Kurz nach der Landung stand er vor seinem neuen Ordinarius, der ihm freudestrahlend einen bewilligten Drittmittel-Antrag entgegenhielt: „Hier habe ich für dich eine ordentliche Menge Sachmittel und Personalstellen. Du kannst gleich loslegen.“ Der Jungforscher konnte es nicht fassen. Er hatte doch noch gar keinen Drittmittel-Antrag eingereicht! Was war geschehen?
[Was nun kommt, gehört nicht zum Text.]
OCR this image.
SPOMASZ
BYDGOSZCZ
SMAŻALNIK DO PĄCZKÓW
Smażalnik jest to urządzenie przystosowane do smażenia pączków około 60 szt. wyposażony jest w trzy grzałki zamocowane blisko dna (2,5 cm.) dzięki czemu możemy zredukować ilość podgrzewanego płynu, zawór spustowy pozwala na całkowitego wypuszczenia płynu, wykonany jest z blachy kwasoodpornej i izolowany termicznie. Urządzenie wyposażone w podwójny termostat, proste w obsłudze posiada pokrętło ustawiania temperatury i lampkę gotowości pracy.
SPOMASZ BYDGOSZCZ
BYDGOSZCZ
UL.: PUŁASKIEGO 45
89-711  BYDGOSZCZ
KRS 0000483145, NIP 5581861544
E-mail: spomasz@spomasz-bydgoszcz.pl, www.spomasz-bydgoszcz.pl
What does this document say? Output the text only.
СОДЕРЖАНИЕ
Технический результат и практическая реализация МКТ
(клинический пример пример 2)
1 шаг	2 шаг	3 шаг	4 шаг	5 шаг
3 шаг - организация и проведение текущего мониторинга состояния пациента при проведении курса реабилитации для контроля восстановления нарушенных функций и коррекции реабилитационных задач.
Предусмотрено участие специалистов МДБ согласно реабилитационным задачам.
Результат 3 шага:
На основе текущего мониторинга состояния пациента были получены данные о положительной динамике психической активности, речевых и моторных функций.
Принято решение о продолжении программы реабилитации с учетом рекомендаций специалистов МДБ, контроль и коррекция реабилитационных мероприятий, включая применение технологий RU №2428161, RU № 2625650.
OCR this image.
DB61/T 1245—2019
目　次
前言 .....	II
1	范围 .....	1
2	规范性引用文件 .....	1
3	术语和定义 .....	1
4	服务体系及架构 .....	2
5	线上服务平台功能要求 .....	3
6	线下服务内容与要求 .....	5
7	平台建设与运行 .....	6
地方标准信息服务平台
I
Der Ordinarius, ein langjähriger Spinatforscher [Forschungsthema geändert], hatte sich zuvor einen äußerst talentierten Junior-Salatforscher [Forschungsthema geändert]  geangelt – aus einem tollen Labor, wo die allerfeinsten Salate direkt für die Festtafel des Königs von Schweden samt dessen Freunde vom Karolinksa-Institut bereitet werden. Dieser junge Salatin hatte ein erstklassiges Salatrezept entworfen und war entsprechend von der Deutschen Förderstelle für Grünzeugforschung reich mit den notwendigen Zutaten bedacht worden. Der Spinat-forschende Ordinarius, selbst beileibe kein Salatexperte, hatte sich zuvor – pfiffig wie er war – auserbeten, dass auch ein paar Spinatblätter mitverwendet würden und somit seinen Namen mit aufs Rezept geschmuggelt. Dann aber kam es zum Streit zwischen Salatin und Ordinarius und der junge Salatin war so weise, zurück ins ferne Salattle zu eilen, wo er bis heute weilt.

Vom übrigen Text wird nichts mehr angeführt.